CSU: Verhandlungen liegen auf Eis

So schnell hatte wohl kaum jemand damit gerechnet. Keine zwei Wochen nach dem einstimmigen Beschluss des CSU-Kreisvorstandes, Verhandlungen aufzunehmen, um die Fraktion zu einen, wurden diese Verhandlungen auch schon wieder auf Eis gelegt. Dem Beschluss der CSU-Fraktion am heutigen Abend ging eine zum Teil heftig geführte, emotionale Debatte vorraus. Gegen die Stimmen von Franz Rieger und Hermann Vaniono entschied die Mehrheit schließlich, bis zur Bundestagswahl keine weiteren Gespräche mehr über die Aufnahme von Armin Gugau, Martina Dräxlmaier und Hans Renter zu führen. Was diese Entscheidung ausgelöst hat, darüber kann im Moment nur spekuliert werden. In der Vergangenheit erschienen mehrere Presseartikel, in denen die Verhandlungen Thema waren. Und die Empfindlichkeiten sind hoch.
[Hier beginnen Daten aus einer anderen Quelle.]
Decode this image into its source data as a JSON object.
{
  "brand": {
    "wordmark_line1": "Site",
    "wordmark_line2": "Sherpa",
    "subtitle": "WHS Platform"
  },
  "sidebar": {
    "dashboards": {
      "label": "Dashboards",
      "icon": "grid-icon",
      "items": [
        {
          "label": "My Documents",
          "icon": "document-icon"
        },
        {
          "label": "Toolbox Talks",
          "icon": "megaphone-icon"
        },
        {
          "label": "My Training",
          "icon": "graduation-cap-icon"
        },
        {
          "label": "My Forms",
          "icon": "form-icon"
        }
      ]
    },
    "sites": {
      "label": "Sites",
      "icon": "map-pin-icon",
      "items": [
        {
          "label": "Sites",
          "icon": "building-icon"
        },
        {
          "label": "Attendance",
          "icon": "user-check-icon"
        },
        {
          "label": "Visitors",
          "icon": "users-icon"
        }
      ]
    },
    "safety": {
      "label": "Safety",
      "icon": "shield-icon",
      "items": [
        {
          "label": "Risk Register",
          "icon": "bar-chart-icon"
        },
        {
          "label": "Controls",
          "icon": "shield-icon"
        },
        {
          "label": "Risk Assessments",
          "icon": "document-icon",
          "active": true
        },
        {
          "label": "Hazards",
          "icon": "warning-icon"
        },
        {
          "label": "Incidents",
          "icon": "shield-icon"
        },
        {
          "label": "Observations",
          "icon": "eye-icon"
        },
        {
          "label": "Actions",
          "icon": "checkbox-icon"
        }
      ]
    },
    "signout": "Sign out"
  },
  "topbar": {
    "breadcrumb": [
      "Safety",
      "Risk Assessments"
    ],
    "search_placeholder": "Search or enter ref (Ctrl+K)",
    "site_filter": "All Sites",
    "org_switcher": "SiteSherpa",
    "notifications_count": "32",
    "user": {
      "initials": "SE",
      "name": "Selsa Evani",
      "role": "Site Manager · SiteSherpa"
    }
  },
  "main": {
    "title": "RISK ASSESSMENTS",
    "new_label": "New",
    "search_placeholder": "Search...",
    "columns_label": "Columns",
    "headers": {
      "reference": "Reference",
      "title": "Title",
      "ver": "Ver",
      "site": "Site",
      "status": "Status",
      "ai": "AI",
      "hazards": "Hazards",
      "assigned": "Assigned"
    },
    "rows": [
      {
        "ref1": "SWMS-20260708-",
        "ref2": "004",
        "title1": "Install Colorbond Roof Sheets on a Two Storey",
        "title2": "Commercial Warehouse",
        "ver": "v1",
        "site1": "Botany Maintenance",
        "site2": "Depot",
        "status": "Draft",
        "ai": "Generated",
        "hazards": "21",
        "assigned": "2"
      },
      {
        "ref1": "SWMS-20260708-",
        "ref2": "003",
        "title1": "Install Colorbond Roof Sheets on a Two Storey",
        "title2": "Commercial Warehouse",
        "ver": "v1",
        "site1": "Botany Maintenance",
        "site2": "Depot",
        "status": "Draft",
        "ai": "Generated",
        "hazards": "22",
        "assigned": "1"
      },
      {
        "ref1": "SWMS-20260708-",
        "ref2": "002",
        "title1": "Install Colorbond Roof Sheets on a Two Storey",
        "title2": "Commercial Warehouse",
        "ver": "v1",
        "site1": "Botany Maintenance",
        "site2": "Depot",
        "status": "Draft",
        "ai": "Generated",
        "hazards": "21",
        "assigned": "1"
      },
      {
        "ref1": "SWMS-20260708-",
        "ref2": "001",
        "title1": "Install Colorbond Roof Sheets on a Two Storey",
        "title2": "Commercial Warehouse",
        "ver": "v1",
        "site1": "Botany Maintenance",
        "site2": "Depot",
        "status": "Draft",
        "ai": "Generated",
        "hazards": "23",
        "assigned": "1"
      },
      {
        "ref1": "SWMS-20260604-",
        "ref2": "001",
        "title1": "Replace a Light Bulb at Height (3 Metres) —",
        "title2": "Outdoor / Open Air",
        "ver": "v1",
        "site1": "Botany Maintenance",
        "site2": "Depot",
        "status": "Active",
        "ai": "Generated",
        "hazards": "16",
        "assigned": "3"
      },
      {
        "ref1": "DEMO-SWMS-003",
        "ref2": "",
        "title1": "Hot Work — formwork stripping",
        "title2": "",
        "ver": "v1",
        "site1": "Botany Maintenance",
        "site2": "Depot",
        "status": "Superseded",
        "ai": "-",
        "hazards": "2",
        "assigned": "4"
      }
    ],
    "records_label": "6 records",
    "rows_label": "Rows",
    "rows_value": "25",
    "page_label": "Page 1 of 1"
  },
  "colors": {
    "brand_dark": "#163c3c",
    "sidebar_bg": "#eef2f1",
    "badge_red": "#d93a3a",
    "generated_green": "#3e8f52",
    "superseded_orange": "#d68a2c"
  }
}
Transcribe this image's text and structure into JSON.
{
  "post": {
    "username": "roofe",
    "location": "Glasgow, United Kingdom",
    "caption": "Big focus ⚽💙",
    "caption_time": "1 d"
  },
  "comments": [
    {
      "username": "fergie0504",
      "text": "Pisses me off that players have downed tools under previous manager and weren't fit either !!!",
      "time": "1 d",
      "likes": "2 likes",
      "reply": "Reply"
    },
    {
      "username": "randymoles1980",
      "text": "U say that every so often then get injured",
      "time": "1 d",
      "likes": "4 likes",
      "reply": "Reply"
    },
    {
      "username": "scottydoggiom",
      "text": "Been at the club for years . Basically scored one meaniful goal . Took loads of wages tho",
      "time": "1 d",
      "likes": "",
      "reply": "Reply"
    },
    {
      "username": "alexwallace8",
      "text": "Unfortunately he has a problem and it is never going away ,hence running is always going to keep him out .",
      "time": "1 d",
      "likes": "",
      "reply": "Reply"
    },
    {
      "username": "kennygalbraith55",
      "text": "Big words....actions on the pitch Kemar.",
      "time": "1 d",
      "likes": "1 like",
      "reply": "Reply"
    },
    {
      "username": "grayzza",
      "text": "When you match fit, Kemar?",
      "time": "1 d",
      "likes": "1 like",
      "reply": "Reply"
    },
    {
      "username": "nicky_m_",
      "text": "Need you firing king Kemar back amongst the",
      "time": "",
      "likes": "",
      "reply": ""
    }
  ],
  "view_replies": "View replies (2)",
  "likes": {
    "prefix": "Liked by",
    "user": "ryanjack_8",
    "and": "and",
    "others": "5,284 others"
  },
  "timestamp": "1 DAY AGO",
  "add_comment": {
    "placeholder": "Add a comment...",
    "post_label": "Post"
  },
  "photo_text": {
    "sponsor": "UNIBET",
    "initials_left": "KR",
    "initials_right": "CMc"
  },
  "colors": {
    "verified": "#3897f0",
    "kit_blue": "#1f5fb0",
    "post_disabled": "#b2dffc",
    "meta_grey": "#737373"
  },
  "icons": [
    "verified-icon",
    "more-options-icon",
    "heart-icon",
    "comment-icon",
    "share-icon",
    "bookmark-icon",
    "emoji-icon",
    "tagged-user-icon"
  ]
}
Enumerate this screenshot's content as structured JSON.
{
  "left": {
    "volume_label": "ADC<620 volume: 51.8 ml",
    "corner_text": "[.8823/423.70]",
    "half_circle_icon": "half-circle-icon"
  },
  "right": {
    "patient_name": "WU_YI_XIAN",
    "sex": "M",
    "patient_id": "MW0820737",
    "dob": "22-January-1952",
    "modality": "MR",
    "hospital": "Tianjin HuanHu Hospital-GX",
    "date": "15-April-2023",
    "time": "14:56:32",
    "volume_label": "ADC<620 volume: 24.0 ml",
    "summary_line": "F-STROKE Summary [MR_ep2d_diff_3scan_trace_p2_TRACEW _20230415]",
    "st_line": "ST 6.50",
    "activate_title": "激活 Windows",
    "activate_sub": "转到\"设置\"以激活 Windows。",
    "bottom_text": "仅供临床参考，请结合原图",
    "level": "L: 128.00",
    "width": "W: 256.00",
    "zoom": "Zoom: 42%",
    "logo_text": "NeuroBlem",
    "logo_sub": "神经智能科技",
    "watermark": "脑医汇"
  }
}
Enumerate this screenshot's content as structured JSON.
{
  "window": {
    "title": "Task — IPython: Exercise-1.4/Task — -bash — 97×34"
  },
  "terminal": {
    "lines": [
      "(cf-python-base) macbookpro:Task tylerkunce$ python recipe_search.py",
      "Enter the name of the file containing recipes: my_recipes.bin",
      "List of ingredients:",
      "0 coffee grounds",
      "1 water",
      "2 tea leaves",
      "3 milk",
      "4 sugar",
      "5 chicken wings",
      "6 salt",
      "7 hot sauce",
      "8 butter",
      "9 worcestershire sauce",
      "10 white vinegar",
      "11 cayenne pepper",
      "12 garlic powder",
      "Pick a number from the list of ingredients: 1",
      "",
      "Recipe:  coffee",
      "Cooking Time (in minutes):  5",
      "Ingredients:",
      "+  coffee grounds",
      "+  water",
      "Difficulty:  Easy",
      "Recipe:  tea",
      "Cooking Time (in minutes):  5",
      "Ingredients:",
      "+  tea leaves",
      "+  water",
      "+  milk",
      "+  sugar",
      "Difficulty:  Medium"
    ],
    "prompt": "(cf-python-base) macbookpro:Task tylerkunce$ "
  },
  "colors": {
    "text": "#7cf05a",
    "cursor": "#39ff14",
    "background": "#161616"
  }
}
Fest steht aber, dass die Hardliner gegen eine Aufnahme der drei keinerlei Interesse an einem erfolgreichen Verlauf der Bundestagswahl für die Regensburg-CSU haben dürften: Peter Aumer war nicht der Wunschkandidat des Schaidinger-Lagers. Für morgen wird eine Presseerklärung von CSU-Fraktionschef Christian Schlegl erwartet.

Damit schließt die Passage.